Once the assessment has been made that the patient has a toxic/metabolic or drug-related encephalopathy, you must consider the large array of potential causes. many of the most common are included under #2 in Table 17-1. Please see this web page for some supplemental specific case exercises illustrating the principles of evaluation and management of patients with depression of consciousness.
Dementia vs. encephalopathy
We have already discussed dementia (Chapter 2 and Chapter 16), which results from bilateral degeneration of the cerebral hemispheres. Of course, dementia causes varying degrees of loss of cognitive and emotional function. However, if dementia is very severe, there may be so much loss of cortical function as to produce depressed consciousness. However, more often, depressed consciousness in a patient with dementia is due to the presence of one or more metabolic dysfunctions. Patients with dementia are very susceptible to conditions (and drugs) that depress remaining cortical function. Conditions that usually don’t result in major change in consciousness in healthy individuals (such as mild to moderate infections, renal insufficiency, simple dehydration or malnutrition, or mild sedative drugs), may result in coma in a patient with dementia (such as Alzheimer’s disease).
- Plum, F., Posner, J.B.: Diagnosis of Stupor and Coma, ed. 3. Philadelphia, F.A. Davis Co., 1980.
Define the following terms:stupor, coma, delerium, encephalopathy, reticular activating system, decorticate posture, decerebrate posture, "locked-in", Cheyne-Stokes respirations, central neurogenic hyperventilation, ataxic respiration, vestibulo-ocular reflex, diencephalic pupils.

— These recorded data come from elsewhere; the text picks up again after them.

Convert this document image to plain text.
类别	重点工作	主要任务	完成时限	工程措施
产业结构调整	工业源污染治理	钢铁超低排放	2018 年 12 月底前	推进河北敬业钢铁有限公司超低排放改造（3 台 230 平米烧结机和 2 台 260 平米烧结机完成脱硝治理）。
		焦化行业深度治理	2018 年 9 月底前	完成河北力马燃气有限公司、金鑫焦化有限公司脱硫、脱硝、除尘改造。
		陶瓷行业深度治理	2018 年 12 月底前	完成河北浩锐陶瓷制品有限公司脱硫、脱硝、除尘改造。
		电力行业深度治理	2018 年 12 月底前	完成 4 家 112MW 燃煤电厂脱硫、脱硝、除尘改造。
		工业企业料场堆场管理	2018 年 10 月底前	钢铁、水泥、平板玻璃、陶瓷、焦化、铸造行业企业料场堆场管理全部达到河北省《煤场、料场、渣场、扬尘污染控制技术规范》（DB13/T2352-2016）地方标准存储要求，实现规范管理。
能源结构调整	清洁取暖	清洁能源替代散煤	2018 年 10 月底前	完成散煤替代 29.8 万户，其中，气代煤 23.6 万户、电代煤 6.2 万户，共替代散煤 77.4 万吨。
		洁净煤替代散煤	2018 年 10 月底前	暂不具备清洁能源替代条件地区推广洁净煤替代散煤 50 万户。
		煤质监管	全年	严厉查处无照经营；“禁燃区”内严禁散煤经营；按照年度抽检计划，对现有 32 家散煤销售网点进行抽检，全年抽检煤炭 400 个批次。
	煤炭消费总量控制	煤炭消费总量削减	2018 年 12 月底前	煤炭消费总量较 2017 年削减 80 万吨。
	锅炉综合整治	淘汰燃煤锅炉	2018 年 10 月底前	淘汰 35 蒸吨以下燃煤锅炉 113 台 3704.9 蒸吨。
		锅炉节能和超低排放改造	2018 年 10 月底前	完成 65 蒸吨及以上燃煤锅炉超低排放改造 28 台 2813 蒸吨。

17-1. What are the two potential causes of coma?
17-2. What are the causes of diffuse cerebral cortical suppression?
17-3. What physical findings would indicate that coma was due to diffuse cerebral cortical dysfunction rather that to brain stem damage?
17-4. What are key physical exam findings in patients with coma?
17-5. What is transtentorial herniation?
17-6. What are common symptoms of transtentorial herniation?
17-7. What is the "locked-in" syndrome?
17-8. How can you recognize "locked-in" syndrome?